As we studied other flat journeys, we saw a need to strike a "Freedom From/Freedom To" balance. Eliminating old structures gives organizations freedom from micromanaging, lengthy approval processes and other obstacles -- it creates space. But maximizing the value of this space means giving people the freedom to collaborate, to make quick decisions, to innovate and much more.

This freedom to self-govern requires behaviors, derived from shared values, that align to achieve a shared mission.

These days, many companies share the belief that a flat structure is a necessity in a flattened world. David de Wetter, a senior organizational alignment consultant with Towers Watson, reports that the use of flat, or "matrix," organizational structures is growing. Yet, de Wetter also notes that these organizations often contend with a "matrix tax." This tax manifests itself in the form of slower and less effective decision-making due to the lack of a clearly defined mission and objectives.

Constructing Self-Governance

How can leaders dodge this tax and construct a self-governing mindset? It takes time, deliberate work and a lot of attention to the following activities:

How we lead: Relinquishing traditional modes of control often feels uncomfortable to leaders. Along different stretches of our flat path, I certainly have felt vulnerable. While the deconstruction represents a top-down effort, the construction of a self-governing culture is an "everybody effort." At LRN, four democratically elected councils have joined our executive council as the primary shapers of our new approach. These teams are deciding how our company will organize and behave.

Despite occasional leadership discomfort, we have found that leaders should continue to believe in, project the vision for, and support the evolution toward a flat structure and a self-governing mindset as an essential way of thriving amid 21st century business conditions.
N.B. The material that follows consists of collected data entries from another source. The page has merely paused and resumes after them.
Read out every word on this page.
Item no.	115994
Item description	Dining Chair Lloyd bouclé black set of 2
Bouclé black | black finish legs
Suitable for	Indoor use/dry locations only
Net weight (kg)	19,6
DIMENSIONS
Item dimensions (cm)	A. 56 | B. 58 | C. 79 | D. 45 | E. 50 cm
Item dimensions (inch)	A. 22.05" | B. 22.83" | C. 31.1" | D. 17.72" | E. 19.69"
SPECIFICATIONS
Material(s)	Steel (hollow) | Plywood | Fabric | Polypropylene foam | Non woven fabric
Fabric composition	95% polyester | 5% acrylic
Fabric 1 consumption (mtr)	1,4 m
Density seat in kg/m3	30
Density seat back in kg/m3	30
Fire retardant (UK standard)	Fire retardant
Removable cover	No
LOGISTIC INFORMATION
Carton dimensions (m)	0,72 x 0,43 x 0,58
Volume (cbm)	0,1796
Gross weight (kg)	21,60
How we speak: The uncertainty that accompanies the move to a flat structure and self-governing mindset -- as well as ongoing external uncertainty -- increases the need for language that conveys with certainty that individual efforts are aligned. In our company, we are trying to replace hierarchical language (e.g., "superior," "need-to-know basis," "employee," "customer") with terms that support a self-governing mindset (e.g., "collaboration," "colleagues," "partners"). This attention to language extends to a new approach in which "functions" have been replaced with "mindsets" that describe how we are helping our organization achieve our mission, rather than identifying our specific expertise and seniority level. For example, our "Enable" mindset (previously called IT, HR, finance, etc.) focuses on the valuable internal collaboration needed to keep our business moving forward.
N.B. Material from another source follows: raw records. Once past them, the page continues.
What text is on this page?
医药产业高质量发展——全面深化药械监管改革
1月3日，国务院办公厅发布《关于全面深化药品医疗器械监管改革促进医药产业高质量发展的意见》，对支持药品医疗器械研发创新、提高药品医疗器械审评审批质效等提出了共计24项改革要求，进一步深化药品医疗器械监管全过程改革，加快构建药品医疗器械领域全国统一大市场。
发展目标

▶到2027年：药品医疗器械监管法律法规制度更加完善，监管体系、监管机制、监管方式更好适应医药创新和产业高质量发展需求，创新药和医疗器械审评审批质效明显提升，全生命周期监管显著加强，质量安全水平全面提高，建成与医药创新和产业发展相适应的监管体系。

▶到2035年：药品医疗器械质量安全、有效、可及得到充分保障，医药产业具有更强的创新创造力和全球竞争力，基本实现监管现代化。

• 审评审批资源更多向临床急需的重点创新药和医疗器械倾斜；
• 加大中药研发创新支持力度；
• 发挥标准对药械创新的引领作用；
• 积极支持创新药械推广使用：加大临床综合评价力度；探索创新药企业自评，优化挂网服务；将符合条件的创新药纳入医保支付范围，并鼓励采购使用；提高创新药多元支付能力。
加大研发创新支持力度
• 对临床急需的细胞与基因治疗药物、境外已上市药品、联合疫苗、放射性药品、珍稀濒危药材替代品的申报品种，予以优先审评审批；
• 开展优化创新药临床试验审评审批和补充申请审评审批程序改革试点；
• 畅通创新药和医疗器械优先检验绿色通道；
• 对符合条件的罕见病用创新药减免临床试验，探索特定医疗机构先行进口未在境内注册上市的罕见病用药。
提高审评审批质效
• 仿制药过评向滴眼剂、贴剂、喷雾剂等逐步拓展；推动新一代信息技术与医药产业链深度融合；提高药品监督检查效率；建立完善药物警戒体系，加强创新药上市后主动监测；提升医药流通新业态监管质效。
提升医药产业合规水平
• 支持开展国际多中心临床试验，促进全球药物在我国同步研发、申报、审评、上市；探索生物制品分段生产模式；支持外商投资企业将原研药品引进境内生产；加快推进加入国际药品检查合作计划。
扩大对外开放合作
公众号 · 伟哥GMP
How we manage performance: One of our colleague councils developed a new performance review standard in which colleagues select their own leaders and networks of colleagues to assess their performance. While we offer guidelines for selecting these leaders (e.g., they should be colleagues who have led a team you were on and who are most knowledgeable about your work), the decision resides with our colleagues.

How we recognize and reward performance: Jason Fried, co-author of Rework (Crown Business, 2010) and co-founder of Chicago-based software firm 37signals, notes that his company values "horizontal ambition" over "vertical ambition." The flat company values employees who love what they do and who continually strive to improve upon their passion. To live this value, the firm rewards high-performing employees with additional responsibilities in their area of interest rather than with management positions.

It also helps, Fried reports, that the company pays above-market salaries and gives people "plenty of freedom to make their own decisions about the projects they're working on." Yet these rewards would not help stimulate desired behaviors if Fried did not complement 37signals' flat structure with this self-governing mindset.

Achieving the kind of mindset that enables flat structures to succeed requires a lot of this type of thinking. No boxes at all, just freedom to pursue our highest and best work.